In the five years since the AML was introduced, China’s Ministry of Commerce has issued a number of decisions that appear to depart from international norms by imposing behavioral remedies that reflect a view about antitrust law directly counter to other major jurisdictions and the fundamental principles of competitive markets. In some cases, such as MOFCOM-required supply guarantees, these decisions also appear to reflect a desire to benefit Chinese customers and consumers at the expense of foreign consumers and competitors. Worryingly, all signs are that this trend may continue, further distorting competitive markets and discouraging companies from pursuing procompetitive deals.

Avoiding this outcome requires international convergence about the purpose of the antitrust laws.
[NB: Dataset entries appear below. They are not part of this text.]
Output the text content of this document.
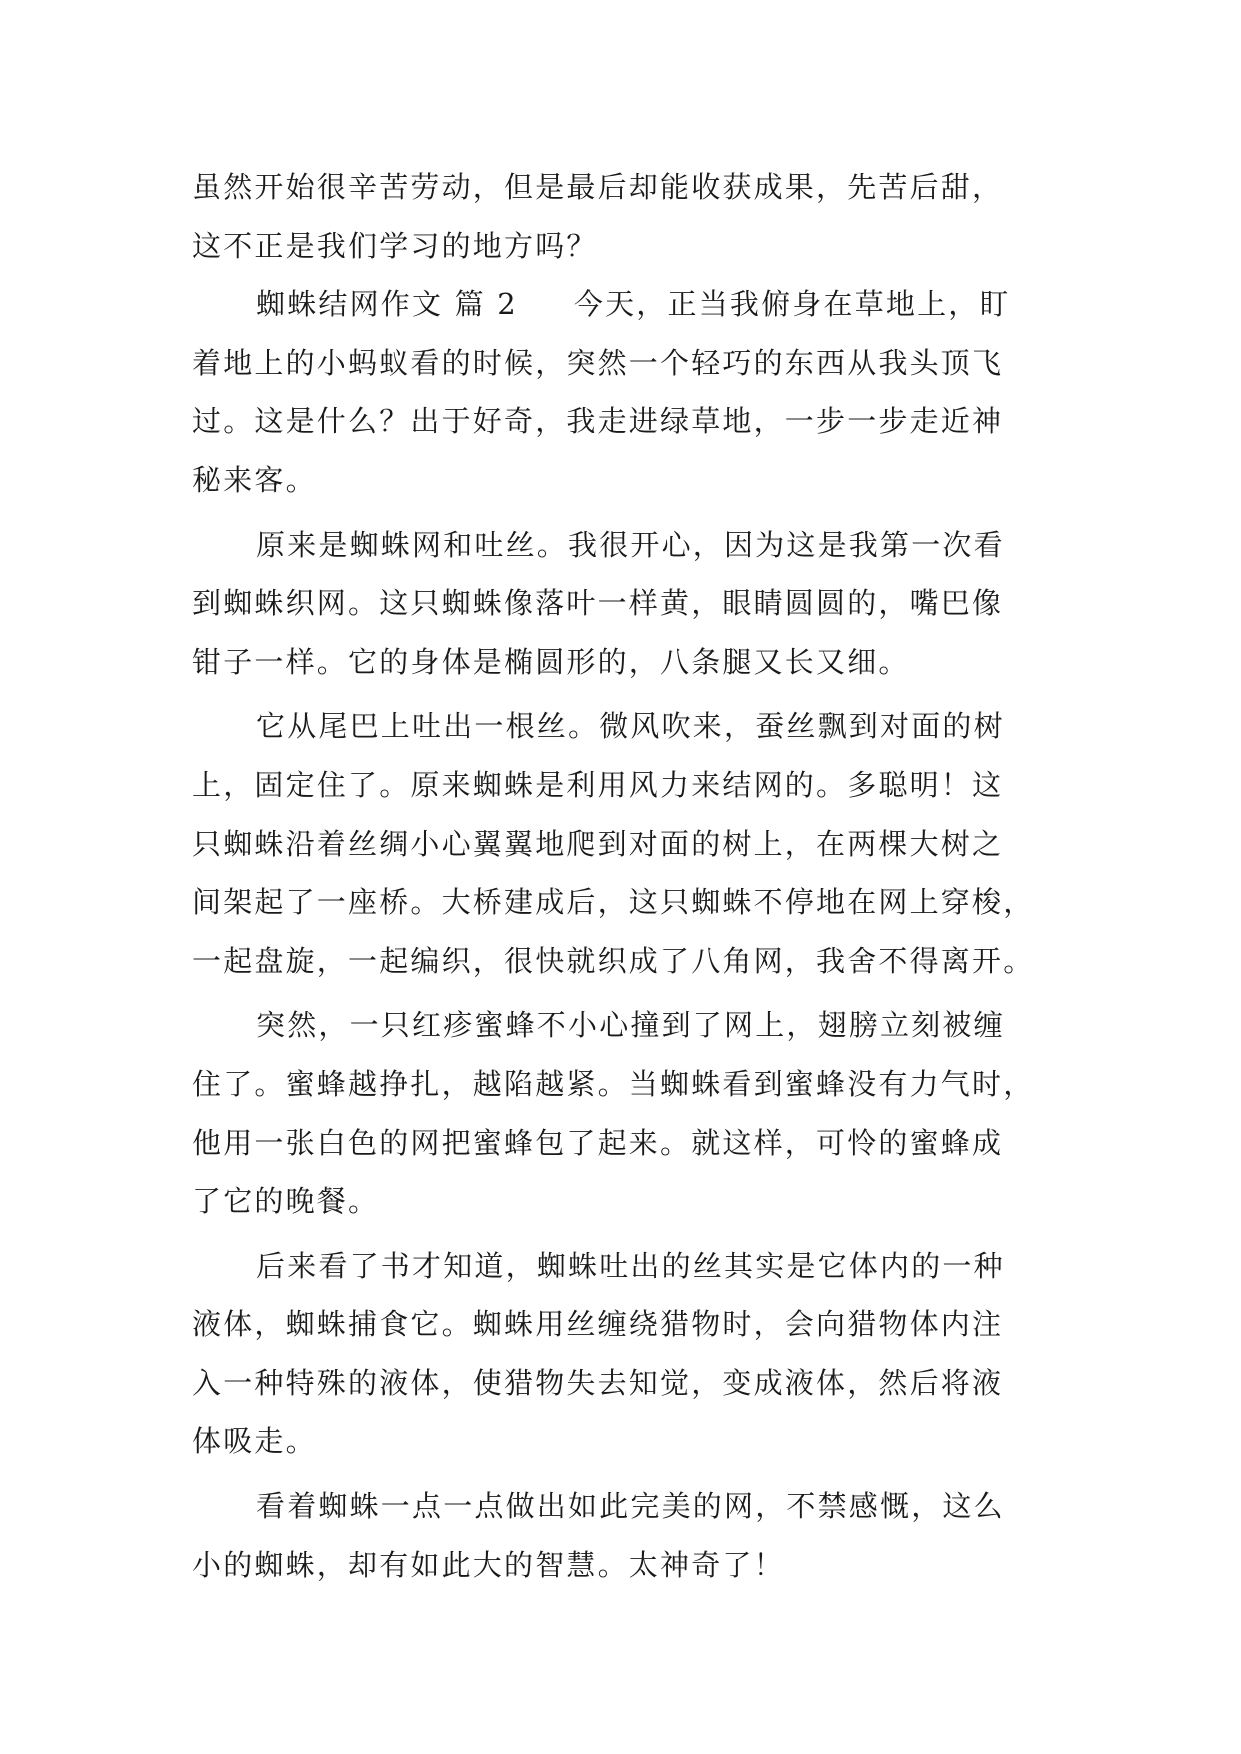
虽然开始很辛苦劳动，但是最后却能收获成果，先苦后甜，
这不正是我们学习的地方吗？
蜘蛛结网作文 篇 2 今天，正当我俯身在草地上，盯
着地上的小蚂蚁看的时候，突然一个轻巧的东西从我头顶飞
过。这是什么？出于好奇，我走进绿草地，一步一步走近神
秘来客。
原来是蜘蛛网和吐丝。我很开心，因为这是我第一次看
到蜘蛛织网。这只蜘蛛像落叶一样黄，眼睛圆圆的，嘴巴像
钳子一样。它的身体是椭圆形的，八条腿又长又细。
它从尾巴上吐出一根丝。微风吹来，蚕丝飘到对面的树
上，固定住了。原来蜘蛛是利用风力来结网的。多聪明！这
只蜘蛛沿着丝绸小心翼翼地爬到对面的树上，在两棵大树之
间架起了一座桥。大桥建成后，这只蜘蛛不停地在网上穿梭，
一起盘旋，一起编织，很快就织成了八角网，我舍不得离开。
突然，一只红疹蜜蜂不小心撞到了网上，翅膀立刻被缠
住了。蜜蜂越挣扎，越陷越紧。当蜘蛛看到蜜蜂没有力气时，
他用一张白色的网把蜜蜂包了起来。就这样，可怜的蜜蜂成
了它的晚餐。
后来看了书才知道，蜘蛛吐出的丝其实是它体内的一种
液体，蜘蛛捕食它。蜘蛛用丝缠绕猎物时，会向猎物体内注
入一种特殊的液体，使猎物失去知觉，变成液体，然后将液
体吸走。
看着蜘蛛一点一点做出如此完美的网，不禁感慨，这么
小的蜘蛛，却有如此大的智慧。太神奇了！
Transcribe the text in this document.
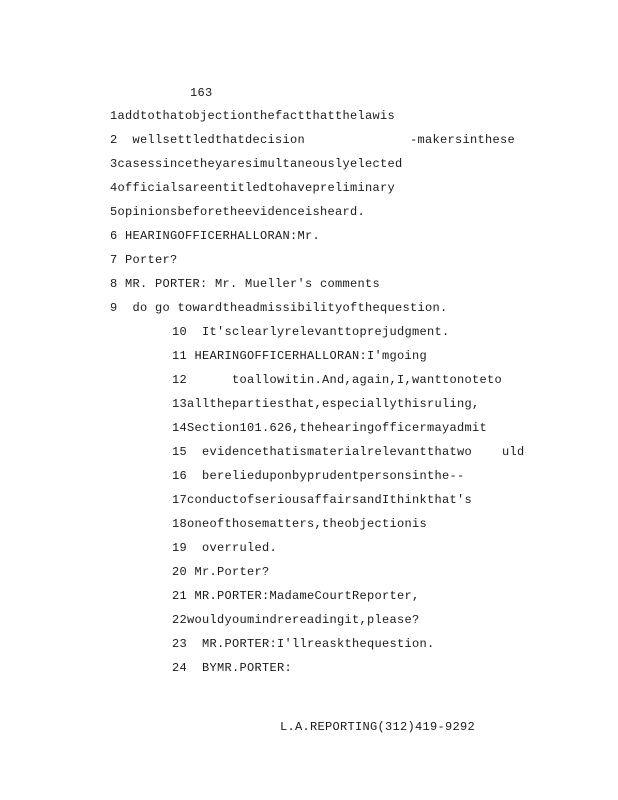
163
1addtothatobjectionthefactthatthelawis
2  wellsettledthatdecision              -makersinthese
3casessincetheyaresimultaneouslyelected
4officialsareentitledtohavepreliminary
5opinionsbeforetheevidenceisheard.
6 HEARINGOFFICERHALLORAN:Mr.
7 Porter?
8 MR. PORTER: Mr. Mueller's comments
9  do go towardtheadmissibilityofthequestion.
10  It'sclearlyrelevanttoprejudgment.
11 HEARINGOFFICERHALLORAN:I'mgoing
12      toallowitin.And,again,I,wanttonoteto
13allthepartiesthat,especiallythisruling,
14Section101.626,thehearingofficermayadmit
15  evidencethatismaterialrelevantthatwo    uld
16  berelieduponbyprudentpersonsinthe--
17conductofseriousaffairsandIthinkthat's
18oneofthosematters,theobjectionis
19  overruled.
20 Mr.Porter?
21 MR.PORTER:MadameCourtReporter,
22wouldyoumindrereadingit,please?
23  MR.PORTER:I'llreaskthequestion.
24  BYMR.PORTER:
L.A.REPORTING(312)419-9292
Convergence does not necessarily mean converging around the standards of the U.S. or the EU or even having uniform rules around the world: we are not advocating for antitrust imperialism. Instead, this article is advocating for consensus about the core principles that should govern antitrust enforcement: antitrust laws are about competition, not industrial policy, should promote competitive markets, and must be grounded in sound economic analysis.

How can this convergence be achieveed? To answer that question, this article looks to the successful convergence between the U.S. agencies and the European Commission at the start of the century, in the wake of substantive divergence and allegations of protectionism in Boeing/McDonnell Douglas and GE/Honeywell. Part I of this article summarizes those decisions and the subsequent U.S./EU convergence. Part II discusses several recent MOFCOM decisions that have departed from international norms. Finally, Part III considers how the U.S./EU experience could aid convergence with MOFCOM.